Same money, your choice.

It’s STEM, but I use math all the time:

simple multiplication, to get risk levels and prioritize risk management.
algebra and arithmetic, to figure out which processes involve less total work.
more arithmetic (including %s and fractions), for my invoices.
logic (yes it’s actually a branch of maths), to define in detail what programs have to do and not do (the not-do can be very important!).

Lets see, when loading household goods on a truck, I play 3D tetris with cubes, cubic rectangles, cylinders, spheres, cones, and what would probably be toruses (and sometimes actual toruses).

When setting up an office move, there is an actual formula for figuring out; number of people and where to put them, for figuring out how much time the move will (should) take, and if it is not an enternal move, ie your office is moving to a different building, I have formulas for figuring out how much floor space on the truck each peice of your office stuff, where and how to place it in the load, how many trucks and drivers are optimal etc. Mathematics are totally used in my job. All of it can be taught, in fact the office stuff I learned in a class. The household stuff seems to be generally learned through experience.

Completely true.

My employer"s insurance vendors send me formulas for employer and employee payroll contributions.

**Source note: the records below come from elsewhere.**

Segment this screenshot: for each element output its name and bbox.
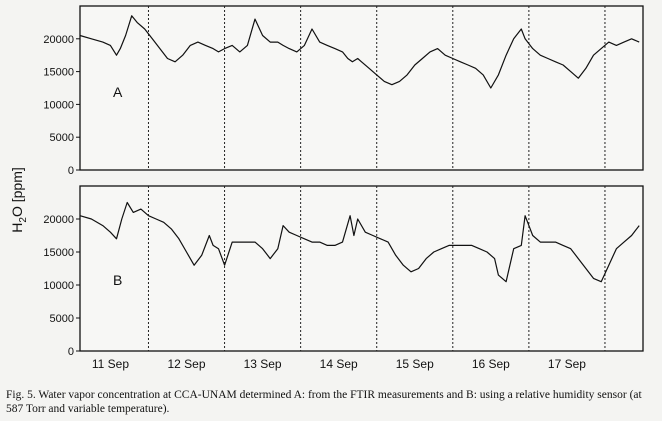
x-tick-label: 15 Sep [396, 357, 434, 371]
figure-caption: Fig. 5. Water vapor concentration at CCA… [6, 389, 642, 415]
panel-a-series-line [79, 15, 640, 89]
panel-b-y-tick-label: 15000 [43, 247, 74, 259]
panel-a-y-tick-label: 10000 [43, 99, 74, 111]
panel-a-label: A [113, 84, 123, 100]
x-tick-label: 14 Sep [320, 357, 358, 371]
panel-b-y-ticks: 0 5000 10000 15000 20000 [43, 214, 80, 358]
panel-b-frame [79, 185, 644, 352]
x-tick-label: 13 Sep [244, 357, 282, 371]
x-tick-label: 17 Sep [548, 357, 586, 371]
panel-b-y-tick-label: 5000 [50, 313, 74, 325]
x-tick-label: 11 Sep [92, 357, 129, 371]
panel-b-day-separators [147, 186, 606, 351]
panel-b-y-tick-label: 20000 [43, 214, 74, 226]
panel-a-day-separators [147, 6, 606, 170]
panel-a-y-tick-label: 5000 [50, 132, 74, 144]
x-tick-labels: 11 Sep 12 Sep 13 Sep 14 Sep 15 Sep 16 Sep 17 S… [92, 357, 586, 371]
panel-a-y-tick-label: 0 [68, 165, 74, 177]
panel-b-label: B [113, 272, 122, 288]
panel-a-y-tick-label: 20000 [43, 34, 74, 46]
panel-a-frame [79, 5, 644, 171]
panel-a-y-ticks: 0 5000 10000 15000 20000 [43, 34, 80, 177]
panel-a-y-tick-label: 15000 [43, 67, 74, 79]
panel-b-y-tick-label: 0 [68, 346, 74, 358]
panel-b-y-tick-label: 10000 [43, 280, 74, 292]
panel-b-series-line [79, 201, 640, 283]
panel-b: 0 5000 10000 15000 20000 B [43, 185, 644, 358]
x-tick-label: 12 Sep [167, 357, 205, 371]
x-tick-label: 16 Sep [472, 357, 510, 371]
y-axis-title: H2O [ppm] [9, 167, 29, 232]
panel-a: 0 5000 10000 15000 20000 A [43, 5, 644, 177]
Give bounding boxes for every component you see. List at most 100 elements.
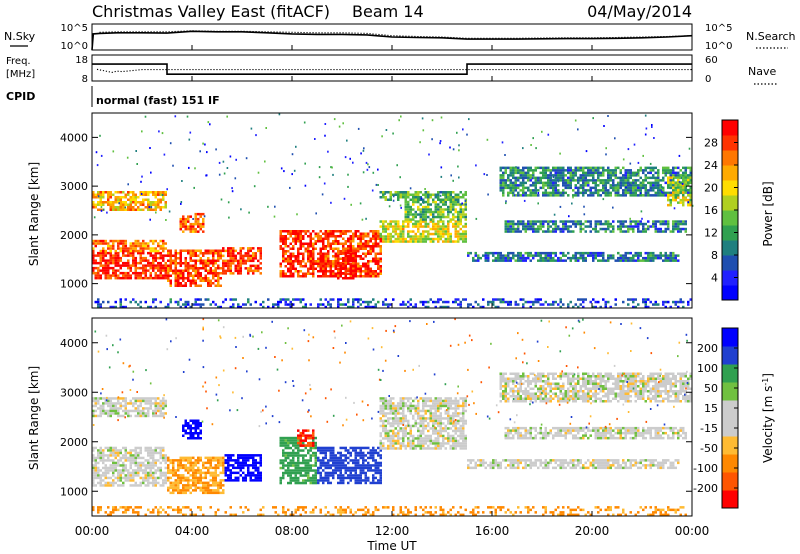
velocity-colorbar-segment-3 — [722, 436, 738, 455]
power-band-11 — [467, 251, 680, 262]
velocity-colorbar-segment-0 — [722, 490, 738, 509]
power-cbar-tick-label-0: 4 — [711, 272, 718, 285]
velocity-colorbar: 200 100 50 15 -15 -50 -100 -200 — [693, 327, 739, 509]
nave-tick-top: 60 — [705, 55, 718, 66]
power-band-14 — [667, 176, 692, 207]
freq-tick-top: 18 — [75, 55, 88, 66]
power-ytick-label-1: 2000 — [60, 229, 88, 242]
power-ytick-label-0: 1000 — [60, 278, 88, 291]
nsky-label: N.Sky — [4, 30, 36, 43]
cpid-label: CPID — [6, 90, 35, 103]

I have to code it into our payroll software.Life insurance for example has a age / salary table that I update the cost per K of coverage.

Other insurance like optional disability is a formula that I update. There’s also a ceiling that caps how much coverage can be purchased. That only effects the high salary employees.

Then I have to spot check several employees by hand calculating the withholding and comparing with our Trial payroll reports. The accuracy of the payroll withholding is one of my responsibilities. It’s got to be accurate before payroll is actually run.

For recipes, I am often adding or dividing fractions - something calls for 2 cups of flour and 1 1/2 cups of water, but I want to use 3 cups of flour, so I have to multiply 1 1/2 by 1 1/2. Then there is financial stuff, like checking how much of a payment goes to interest and how much goes to principal. I once caught a mistake by a department store credit card on that sort of thing.

Finally, for fun. I enjoy Numberphile videos and math puzzles like the type Martin Gardner used to publish. I have also dabbled in fractal art, which I create in Excel using simple macros.